Jumat, 17 April 2015

Ketika Semua karena Cinta


Di dalam sebuah hadis disebutkan bahwa apabila Allah mencintai seorang hamba maka Dia memanggil malaikat Jibril seraya berkata, “Sesungguhnya Allah mencintai si fulan, maka cintailah dia”. Maka malaikat Jibril pun ikut mencintai orang tersebut. Lalu, malaikat Jibril menyeru kepada penduduk langit, "Sesungguhnya, Allah mencintai si fulan, maka cintailah dia."

Hingga, penduduk langit pun mencintai orang tadi dan ia pun diterima di bumi. Kata cinta, merupakan tali yang kuat, ikatan jiwa yang tak tergoyahkan, dan energi dahsyat yang mengalahkan segala dendam angkara.

Kata cinta juga mampu menjadikan yang jauh menjadi dekat, yang sakit menjadi sembuh, dan kebencian menjadi kasih sayang tak ternilai.

Bagaimana bisa Nabi Muhammad SAW dikatakan tidak mencintai umatnya karena saat menjelang akhir hayatnya yang dipanggil-panggil adalah “umatku, umatku, umatku….”

Dengan ruh cinta karena Allah juga Nabi mendakwahkan Islam ke segenap pelosok jazirah Arab menerobos watak-watak keras Aus dan Khazraj hingga bersatu dan mampu menembus sikap keras Umar bin Khattab sampai menjadi manusia yang amat mudah menangis.

Serta, dengan aliran cinta ikhlas pula mampu meluluhkan hati para sahabatnya untuk rela mengorbankan jiwa raganya demi perjuangan Islam.

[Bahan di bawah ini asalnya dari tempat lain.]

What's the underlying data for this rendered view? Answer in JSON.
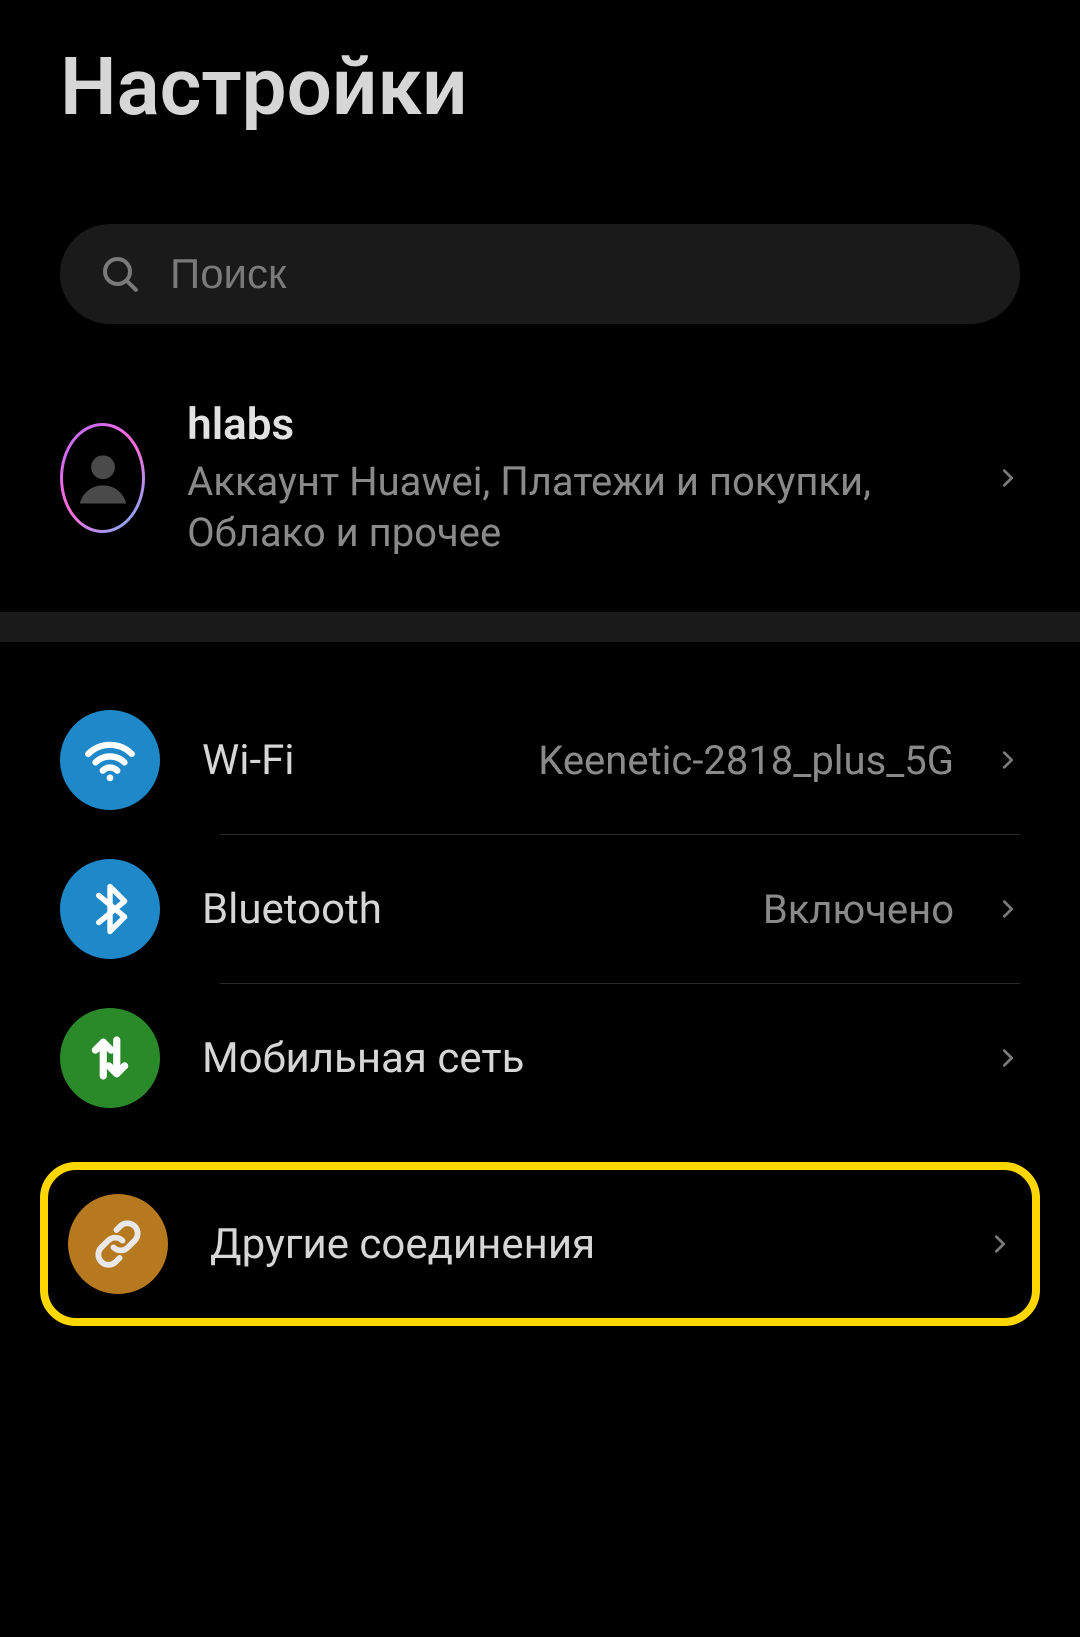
{
  "header": {
    "title": "Настройки"
  },
  "search": {
    "placeholder": "Поиск"
  },
  "account": {
    "name": "hlabs",
    "subtitle": "Аккаунт Huawei, Платежи и покупки, Облако и прочее"
  },
  "items": {
    "wifi": {
      "label": "Wi-Fi",
      "value": "Keenetic-2818_plus_5G",
      "color": "#1e88c9"
    },
    "bt": {
      "label": "Bluetooth",
      "value": "Включено",
      "color": "#1e88c9"
    },
    "mobile": {
      "label": "Мобильная сеть",
      "value": "",
      "color": "#2a8a2a"
    },
    "more": {
      "label": "Другие соединения",
      "value": "",
      "color": "#b7791f"
    }
  }
}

Nabi begitu merasakan apa yang dirasakan para sahabatnya, bukan sekadar simpati, melainkan lebih ke empati tak mengharap balas budi.

Allah pun mengabadikan di dalam ayat, ”Sungguh, telah datang kepada kalian seorang Rasul dari kaum kalian sendiri, berat terasa olehnya penderitaan kalian, sangat menginginkan keimanan dan keselamatan kalian, amat belas kasih lagi penyayang terhadap orang-orang beriman.” (QS at-Taubah [9]: 128).

Karena dasar cinta pula yang menjadikan Abu Bakar Ash-Shiddiq rela mendampingi Nabi berjalan ratusan kilometer berhijrah dari Mekkah menuju Madinah. Cinta itu pula yang merelakan kakinya digigit binatang berbisa demi keselamatan Nabi tercinta.

Nasihat tentang cinta kepada Nabi pula yang Nabi ajarkan kepada sahabatnya Umar bin Khattab. Suatu saat Umar berkata, “Wahai Rasul, demi Allah! Engkau lebih aku cintai daripada hartaku, keluargaku, dan orang tuaku, kecuali dari diriku sendiri. ”Lalu, Rasulullah segera menjawab, “Tidak begitu, Wahai Umar! Bahkan, aku harus lebih engkau cintai daripada dirimu sendiri.”
 
Umar pun menyambutnya, “Jika begitu, Demi Allah! Engkau akan lebih aku cintai daripada diriku sendiri wahai Rasul!” Rasul pun bersabda, “Sejak saat ini, imanmu telah sempurna wahai umar!”

Atas dasar cinta pula, Gunung Uhud pun Nabi cintai seperti gunung itu mencintainya. Lingkungan sekitarnya pun amat beliau cintai, sehingga dalam kondisi peperangan pun beliau selalu berpesan kepada pasukannya agar tidak membakar fasilitas umum, tidak menebang pepohonan, tidak meruntuhkan gereja dan tempat ibadah umat lain, tidak membunuh pendeta, anak-anak, kaum ibu, dan orang-orang tua warga sipil.

Karena, beliau memang diutus untuk menebar cinta dan kasih sayang ke segenap alam semesta. (QS al-Anbiya [21]: 107).

Semoga, kita dapat ikut menerangi kegelapan dunia di episode jahiliyah akhir zaman ini dengan sedikit cinta yang mencerahkan karena Allah semata.